The CEO converted 100,000 Class B shares into Class A and sold 100,000 Class A at $5.70 on 10/23/2025. The sale was executed under a pre-established Rule 10b5-1 plan dated May 12, 2025, indicating an automated schedule rather than discretionary timing.
Post-transaction direct ownership is 954,229 Class A shares. The filing lists additional derivative interests (including Class B and options).

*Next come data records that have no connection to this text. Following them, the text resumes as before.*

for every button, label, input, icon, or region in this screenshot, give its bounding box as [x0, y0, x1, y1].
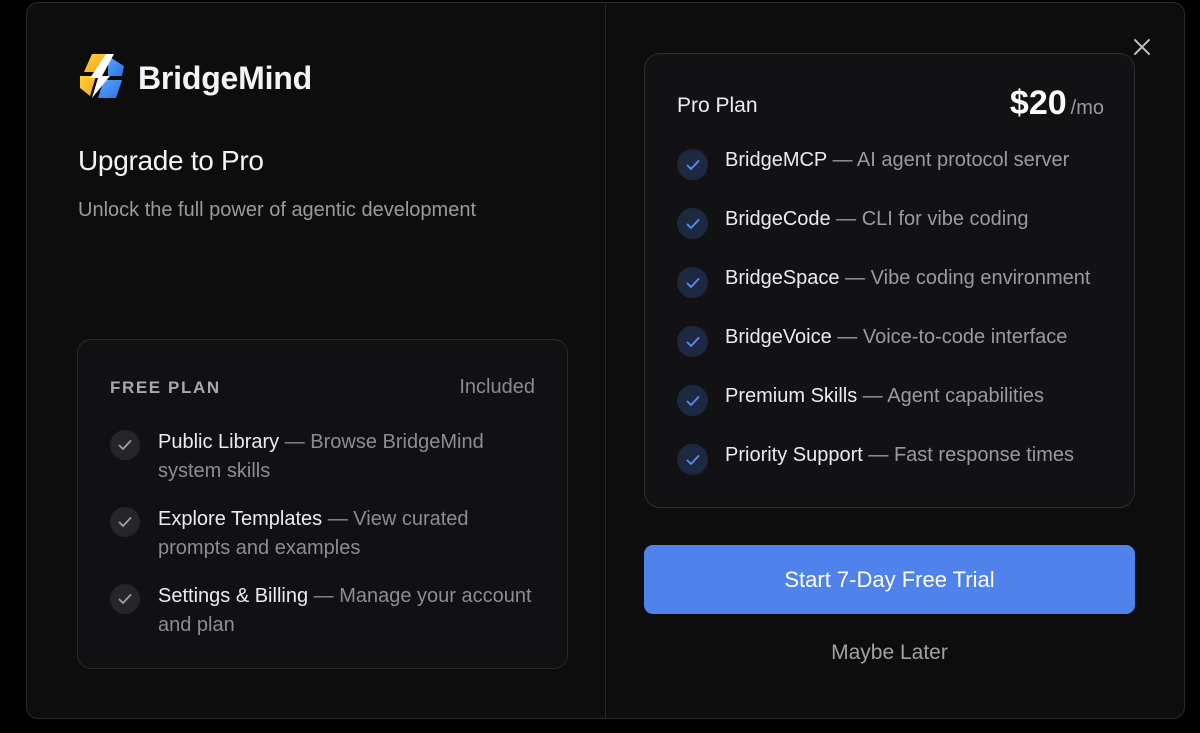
brand-name: BridgeMind — [138, 59, 312, 96]
check-icon — [677, 326, 708, 357]
free-feature-text: Public Library — Browse BridgeMind syste… — [158, 428, 540, 486]
pro-feature-text: Priority Support — Fast response times — [725, 441, 1074, 469]
pro-price-amount: $20 — [1009, 84, 1067, 122]
free-feature-item: Settings & Billing — Manage your account… — [110, 582, 540, 640]
pro-feature-item: BridgeVoice — Voice-to-code interface — [677, 323, 1117, 357]
pro-feature-desc: — Voice-to-code interface — [831, 326, 1068, 348]
pro-feature-item: BridgeCode — CLI for vibe coding — [677, 205, 1117, 239]
modal-title: Upgrade to Pro — [78, 145, 264, 176]
pro-feature-desc: — Fast response times — [862, 444, 1075, 466]
pro-feature-text: BridgeCode — CLI for vibe coding — [725, 205, 1029, 233]
free-feature-name: Public Library — [158, 431, 280, 453]
check-icon — [677, 267, 708, 298]
close-icon[interactable] — [1130, 35, 1154, 59]
upgrade-modal: BridgeMind Upgrade to Pro Unlock the ful… — [26, 2, 1185, 719]
check-icon — [110, 507, 140, 537]
free-feature-text: Explore Templates — View curated prompts… — [158, 505, 540, 563]
check-icon — [110, 430, 140, 460]
modal-subtitle: Unlock the full power of agentic develop… — [78, 199, 477, 221]
free-plan-status: Included — [459, 376, 535, 398]
check-icon — [677, 149, 708, 180]
pro-feature-desc: — CLI for vibe coding — [830, 208, 1029, 230]
free-plan-header: FREE PLAN Included — [110, 376, 535, 399]
pro-plan-card: Pro Plan $20 /mo BridgeMCP — AI agent pr… — [644, 53, 1135, 508]
pro-feature-item: Premium Skills — Agent capabilities — [677, 382, 1117, 416]
free-feature-item: Public Library — Browse BridgeMind syste… — [110, 428, 540, 486]
pro-feature-text: BridgeMCP — AI agent protocol server — [725, 146, 1069, 174]
pro-plan-name: Pro Plan — [677, 94, 758, 117]
free-feature-name: Explore Templates — [158, 508, 323, 530]
pro-feature-item: BridgeSpace — Vibe coding environment — [677, 264, 1117, 298]
pro-feature-name: BridgeCode — [725, 208, 831, 230]
check-icon — [110, 584, 140, 614]
check-icon — [677, 444, 708, 475]
maybe-later-button[interactable]: Maybe Later — [644, 641, 1135, 665]
free-plan-features: Public Library — Browse BridgeMind syste… — [110, 428, 540, 659]
pro-feature-text: BridgeSpace — Vibe coding environment — [725, 264, 1090, 292]
check-icon — [677, 385, 708, 416]
pro-feature-name: Premium Skills — [725, 385, 858, 407]
pro-feature-desc: — Vibe coding environment — [839, 267, 1091, 289]
free-feature-name: Settings & Billing — [158, 585, 309, 607]
check-icon — [677, 208, 708, 239]
pro-feature-text: Premium Skills — Agent capabilities — [725, 382, 1044, 410]
pro-feature-text: BridgeVoice — Voice-to-code interface — [725, 323, 1067, 351]
pro-feature-name: Priority Support — [725, 444, 863, 466]
free-plan-label: FREE PLAN — [110, 377, 221, 397]
pro-plan-price: $20 /mo — [1010, 84, 1104, 123]
free-feature-text: Settings & Billing — Manage your account… — [158, 582, 540, 640]
pro-feature-desc: — Agent capabilities — [857, 385, 1045, 407]
pro-feature-name: BridgeVoice — [725, 326, 832, 348]
panel-divider — [605, 3, 606, 718]
pro-price-period: /mo — [1070, 97, 1104, 119]
pro-feature-name: BridgeSpace — [725, 267, 840, 289]
start-trial-button[interactable]: Start 7-Day Free Trial — [644, 545, 1135, 614]
free-plan-card: FREE PLAN Included Public Library — Brow… — [77, 339, 568, 669]
pro-feature-name: BridgeMCP — [725, 149, 827, 171]
free-feature-item: Explore Templates — View curated prompts… — [110, 505, 540, 563]
pro-feature-desc: — AI agent protocol server — [826, 149, 1070, 171]
pro-plan-features: BridgeMCP — AI agent protocol server Bri… — [677, 146, 1117, 500]
pro-feature-item: Priority Support — Fast response times — [677, 441, 1117, 475]
brand: BridgeMind — [78, 53, 312, 103]
pro-feature-item: BridgeMCP — AI agent protocol server — [677, 146, 1117, 180]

As a standard Form 4 with a plan-based trade, this reads as administrative; investment impact is typically neutral.
Insider Trade Summary
| Type | Security | Shares | Price | Value |
|---|---|---|---|---|
| Conversion | Class B Common Stock | 100,000 | $0.00 | -- |
| Conversion | Class A Common Stock | 100,000 | $0.00 | -- |
| Sale | Class A Common Stock | 100,000 | $5.70 | $570K |
| holding | Class B Common Stock | -- | -- | -- |
| holding | Class B Common Stock | -- | -- | -- |
| holding | Class B Common Stock | -- | -- | -- |
| holding | Stock Option (Right to Buy) | -- | -- | -- |
| holding | Stock Option (Right to Buy) | -- | -- | -- |
| holding | Stock Option (Right to Buy) | -- | -- | -- |
| holding | Stock Option (Right to Buy) | -- | -- | -- |
| holding | Stock Option (Right to Buy) | -- | -- | -- |
| holding | Stock Option (Right to Buy) | -- | -- | -- |
Footnotes (1)
- Each share of Class B Common Stock is convertible into one share of Class A Common Stock at the option of the holder and has no expiration date. This transaction is pursuant to a Rule 10b5-1 trading plan adopted by the Reporting Person on May 12, 2025. The shares are held by LAHWRAN-3 LLC, of which the Reporting Person is a member and a manager. The shares are held by LAHWRAN-4 LLC, of which the Reporting Person is a member and a manager. The shares are held by the Gibson Family Trust, of which the Reporting Person serves as Trustee. The option vests as to one forty-eighth (1/48th) of the original 666,898 shares subject to the option on March 1, 2024, and one forty-eighth (1/48th) of the shares subject to the option will vest each month thereafter. The option vests as to one forty-eighth (1/48th) of the shares subject to the option on March 1, 2025, and one forty-eighth (1/48th) of the shares subject to the option will vest each month thereafter. The option vests as to one forty-eighth (1/48th) of the shares subject to the option on March 1, 2023, and one forty-eighth (1/48th) of the shares subject to the option will vest each month thereafter. The option, originally for 416,350 shares, vested as to one forty-eighth (1/48th) of the shares subject to the option on March 1, 2022, and one forty-eighth (1/48th) of the shares subject to the option will vest each month thereafter. The option, originally for 1,500,000 shares, vested as to one forty-eighth (1/48th) of the shares subject to the option on January 31, 2021, and one forty-eighth (1/48th) of the shares subject to the option shall vest each month thereafter.